Communities across the central and eastern part of the commonwealth were scarred by four different confirmed tornados, according to the U.S. Weather Service. The one that hit Waverly cut a nine-mile path through Sussex County, destroying mobile homes, wrecking businesses, shredding trees and scattering debris along Routes 40 and 460. That twister was measured as an EF-1, near the low end of the power scale for tornadoes. The one that tracked an amazing 28 miles across the Peninsula and the Northern Neck, wrecking homes and businesses along the way, was rated an EF-1 or EF-2 for most of its path, but it intensified to EF-3 (on a scale that goes to EF-5) at one point as it crossed Essex County.
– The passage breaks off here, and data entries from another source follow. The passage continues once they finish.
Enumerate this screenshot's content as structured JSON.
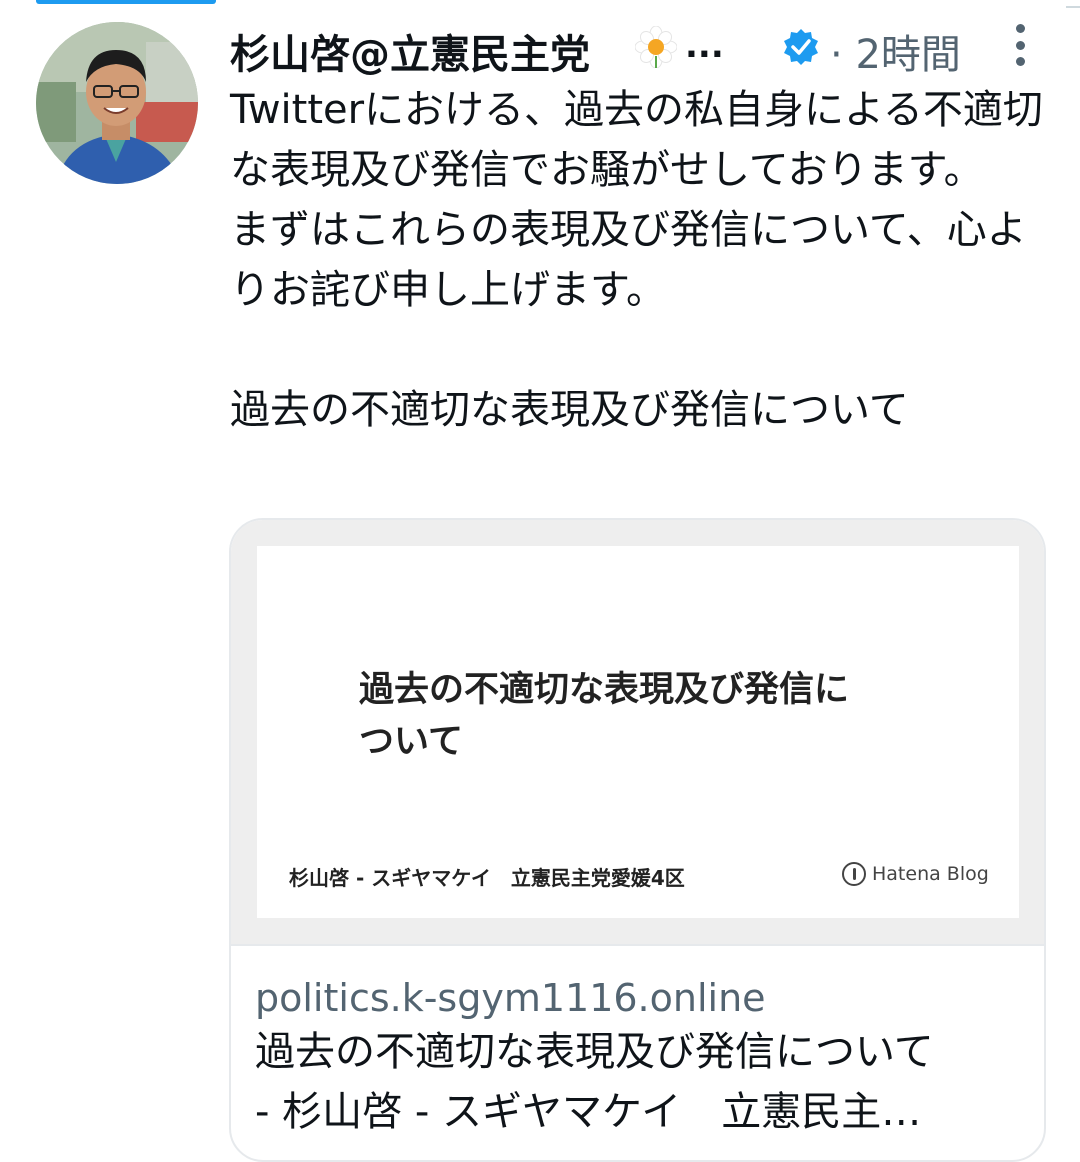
{
  "tweet": {
    "display_name": "杉山啓@立憲民主党",
    "name_overflow": "...",
    "time_sep": "·",
    "time": "2時間",
    "text": "Twitterにおける、過去の私自身による不適切な表現及び発信でお騒がせしております。\nまずはこれらの表現及び発信について、心よりお詫び申し上げます。\n\n過去の不適切な表現及び発信について"
  },
  "card": {
    "image_title": "過去の不適切な表現及び発信に\nついて",
    "image_site": "杉山啓 - スギヤマケイ　立憲民主党愛媛4区",
    "image_brand": "Hatena Blog",
    "domain": "politics.k-sgym1116.online",
    "title_line1": "過去の不適切な表現及び発信について",
    "title_line2": "- 杉山啓 - スギヤマケイ　立憲民主…"
  },
  "colors": {
    "accent": "#1d9bf0",
    "secondary_text": "#536471",
    "primary_text": "#0f1419",
    "border": "#e6e9ec"
  },
  "icons": [
    "flower-emoji-icon",
    "verified-badge-icon",
    "more-options-icon",
    "hatena-blog-icon"
  ]
}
Many folks in Suffolk will remember clearly the terror they felt as the 2008 tornado tore through their neighborhoods, wrecked their parking lots and threatened a hospital, a couple of major daycare centers, the YMCA, schools, the former Joint Forces Command and other facilities with large groups of people inside.
Miraculously, nobody in Suffolk was killed during that storm, but the city’s fortunate turn could simply be a function of the fact that the tornado did not cross an area where folks lived in mobile homes. All of those killed in Wednesday’s storm lived in trailers, which officials have warned for years offer no protection from tornadoes.
As the many communities affected by Wednesday’s storm continue to pick up the pieces this week — and as families and friends of those who lost their lives begin to adjust to the grief — we are all reminded of the unpredictable power of tornadoes, and we’re all reminded of how important it is to heed the warnings of meteorologists during weather events like Wednesday’s.
Our hearts are heavy as we lift up the victims and their families in prayer.